As she prepares for this year’s festival, Morgan says, “I’m always prepared for people to make comments” about the law, either as presenters or audience members.
“Look, I’ve been doing this event in Texas for 28 years, and this is the state that it’s been since I moved here 43 years ago,” she says. “There’s always people paying attention as a large state to what our legislature does. And I am sure we will hear some of those comments. And I’m a big believer in free speech, and you get to say your piece.”
She quotes the sentiments that Stacey Abrams expressed to the Los Angeles Times in 2019, when the Georgia politician rejected the idea of Hollywood boycotting the state. Instead, Abrams said, it would be better to “use the entertainment industry’s energy to support and fund the work that we need to do on the ground.”

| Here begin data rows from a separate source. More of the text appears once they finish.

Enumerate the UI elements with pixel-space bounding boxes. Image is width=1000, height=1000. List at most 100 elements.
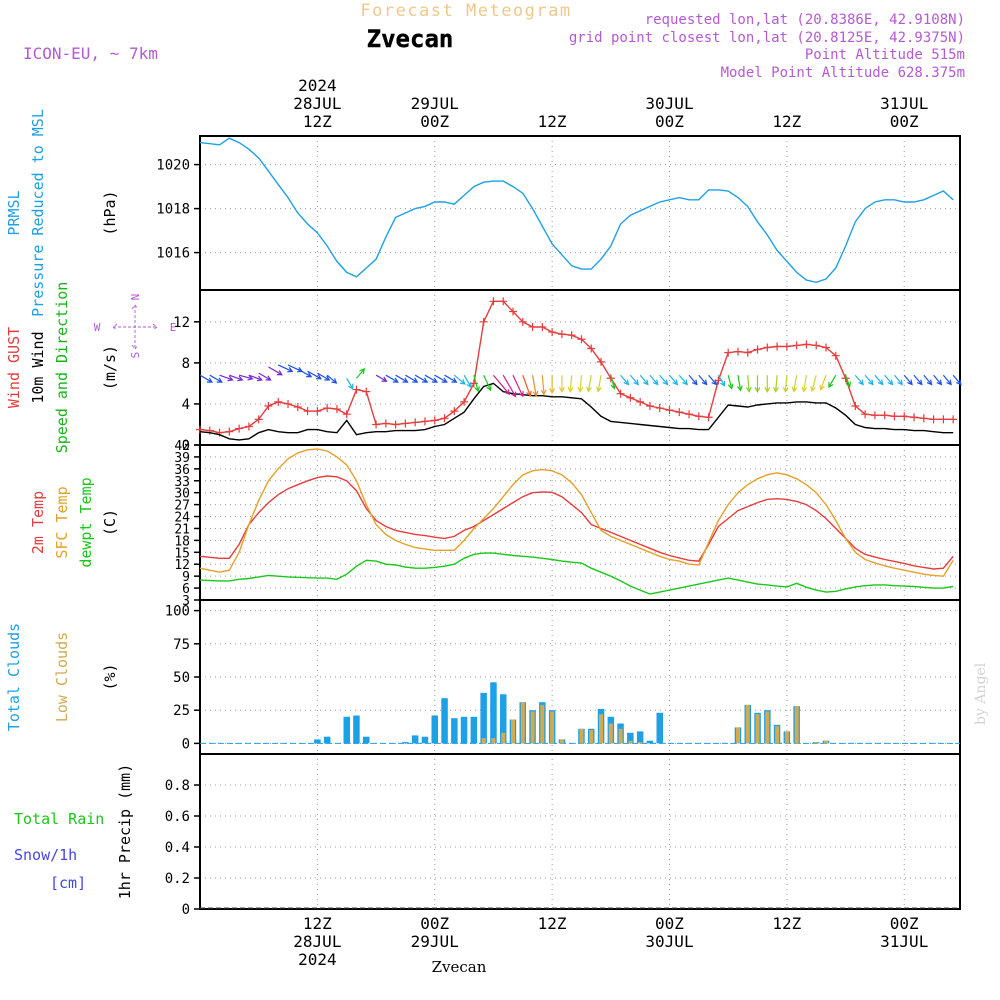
gust-point: [264, 401, 273, 410]
gust-point: [577, 335, 586, 344]
pressure-panel: 1016 1018 1020: [156, 135, 961, 291]
gust-point: [508, 307, 517, 316]
wind-direction-arrow: [395, 374, 409, 383]
wind-direction-arrow: [483, 374, 492, 392]
gust-point: [557, 330, 566, 339]
gust-point: [733, 347, 742, 356]
gust-point: [450, 407, 459, 416]
low-clouds-bar: [501, 732, 506, 744]
pressure-grid: [200, 136, 960, 290]
gust-point: [518, 317, 527, 326]
y-tick-label: 1018: [156, 202, 190, 218]
y-tick-label: 4: [182, 397, 190, 413]
wind-direction-arrow: [492, 374, 511, 396]
gust-point: [880, 411, 889, 420]
wind-direction-arrow: [326, 374, 338, 384]
gust-point: [821, 343, 830, 352]
low-clouds-bar: [540, 704, 545, 744]
wind-direction-arrow: [522, 374, 532, 398]
y-tick-label: 15: [174, 546, 190, 561]
y-tick-label: 36: [174, 463, 190, 478]
wind-direction-arrow: [414, 374, 429, 383]
y-tick-label: 33: [174, 475, 190, 490]
low-clouds-bar: [589, 730, 594, 744]
temperature-series-line: [199, 552, 954, 595]
wind-direction-arrow: [791, 375, 798, 393]
wind-direction-arrow: [219, 374, 234, 382]
wind-direction-arrow: [356, 368, 366, 379]
wind-direction-arrow: [385, 374, 399, 383]
total-clouds-bar: [431, 715, 438, 744]
wind-direction-arrow: [248, 374, 263, 382]
pressure-series-line: [199, 137, 954, 284]
wind-direction-arrow: [238, 374, 254, 381]
footer-station-name: Zvecan: [432, 958, 487, 976]
low-clouds-bar: [765, 711, 770, 744]
gust-point: [235, 424, 244, 433]
temperature-series-label: 2m Temp: [29, 491, 47, 554]
wind-direction-arrow: [782, 375, 789, 393]
gust-point: [773, 342, 782, 351]
wind-series-line: [199, 382, 954, 441]
model-altitude: Model Point Altitude 628.375m: [721, 65, 965, 81]
gust-point: [420, 417, 429, 426]
gust-point: [274, 397, 283, 406]
gust-point: [763, 343, 772, 352]
y-tick-label: 75: [173, 637, 190, 653]
pressure-unit-label: (hPa): [101, 190, 119, 235]
wind-direction-arrow: [819, 374, 827, 391]
station-name: Zvecan: [367, 25, 454, 53]
wind-direction-arrow: [810, 375, 817, 393]
gust-point: [538, 322, 547, 331]
total-clouds-bar: [441, 698, 448, 744]
total-clouds-bar: [421, 736, 429, 744]
wind-direction-arrow: [229, 374, 244, 382]
clouds-panel: 0 25 50 75 100: [165, 599, 961, 755]
total-clouds-bar: [353, 715, 360, 744]
y-tick-label: 21: [174, 522, 190, 537]
gust-point: [528, 322, 537, 331]
y-tick-label: 30: [174, 487, 190, 502]
top-time-label: 00Z: [420, 112, 449, 131]
gust-point: [802, 340, 811, 349]
clouds-series-label: Low Clouds: [53, 632, 71, 722]
gust-point: [293, 403, 302, 412]
wind-unit-label: (m/s): [101, 345, 119, 390]
y-tick-label: 0: [182, 736, 190, 752]
precip-legend-label: Total Rain: [14, 810, 104, 828]
wind-direction-arrow: [596, 375, 602, 393]
gust-point: [782, 342, 791, 351]
gust-point: [704, 413, 713, 422]
wind-direction-arrow: [754, 375, 761, 393]
gust-point: [597, 357, 606, 366]
low-clouds-bar: [794, 706, 799, 744]
compass-label: S: [129, 352, 142, 359]
precip-legend-label: [cm]: [50, 874, 86, 892]
wind-direction-arrow: [502, 374, 517, 398]
y-tick-label: 27: [174, 499, 190, 514]
gust-point: [626, 393, 635, 402]
wind-direction-arrow: [540, 375, 547, 396]
bottom-time-label: 30JUL: [645, 932, 693, 951]
bottom-time-label: 00Z: [890, 914, 919, 933]
clouds-series-label: Total Clouds: [5, 623, 23, 731]
credit-watermark: by Angel: [973, 662, 989, 725]
model-name: ICON-EU, ~ 7km: [23, 44, 158, 63]
gust-point: [919, 414, 928, 423]
y-tick-label: 18: [174, 534, 190, 549]
y-tick-label: 24: [174, 511, 190, 526]
low-clouds-bar: [755, 714, 760, 744]
temperature-grid: [200, 444, 960, 601]
gust-point: [460, 397, 469, 406]
requested-location: requested lon,lat (20.8386E, 42.9108N): [645, 12, 965, 28]
wind-direction-arrow: [473, 375, 480, 393]
gust-point: [342, 410, 351, 419]
total-clouds-bar: [490, 682, 497, 744]
gust-point: [939, 415, 948, 424]
wind-series-label: Wind GUST: [5, 327, 23, 408]
wind-direction-arrow: [708, 374, 718, 386]
wind-direction-arrow: [405, 374, 419, 383]
low-clouds-bar: [814, 742, 819, 744]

“We’re in the business of supporting the artists,” Morgan says. “Our job is to support indie filmmakers and new voices. That’s why we are reading 14,000 scripts [and] 6,000 films, down to who we want to showcase, and say, Hey, listen to this person; they have something different to say.”
There’s also the question of why this particular law would change the way left-leaning Americans feel about Texas. Writer and comedian Cristela Alonzo, who grew up in the border town of San Juan, reminds me that her home state has been doing things that have infuriated progressives for years. Just last week, images of Texas border patrol agents on horseback facing off against Haitian migrants went viral.
“Aside from abortion, it has been in the spotlight with the children at the border…and we also had a lot of issues with racial profiling and police brutality,” she says. “In the past couple of years, we’ve actually seen Texas become slowly problematic in different areas.”
Alonzo wrote a Lifetime holiday movie that will be airing this year. She says she’d intended to film it in San Antonio and use the city’s River Walk shopping and dining neighborhood, but ended up moving the production to Santa Fe, New Mexico.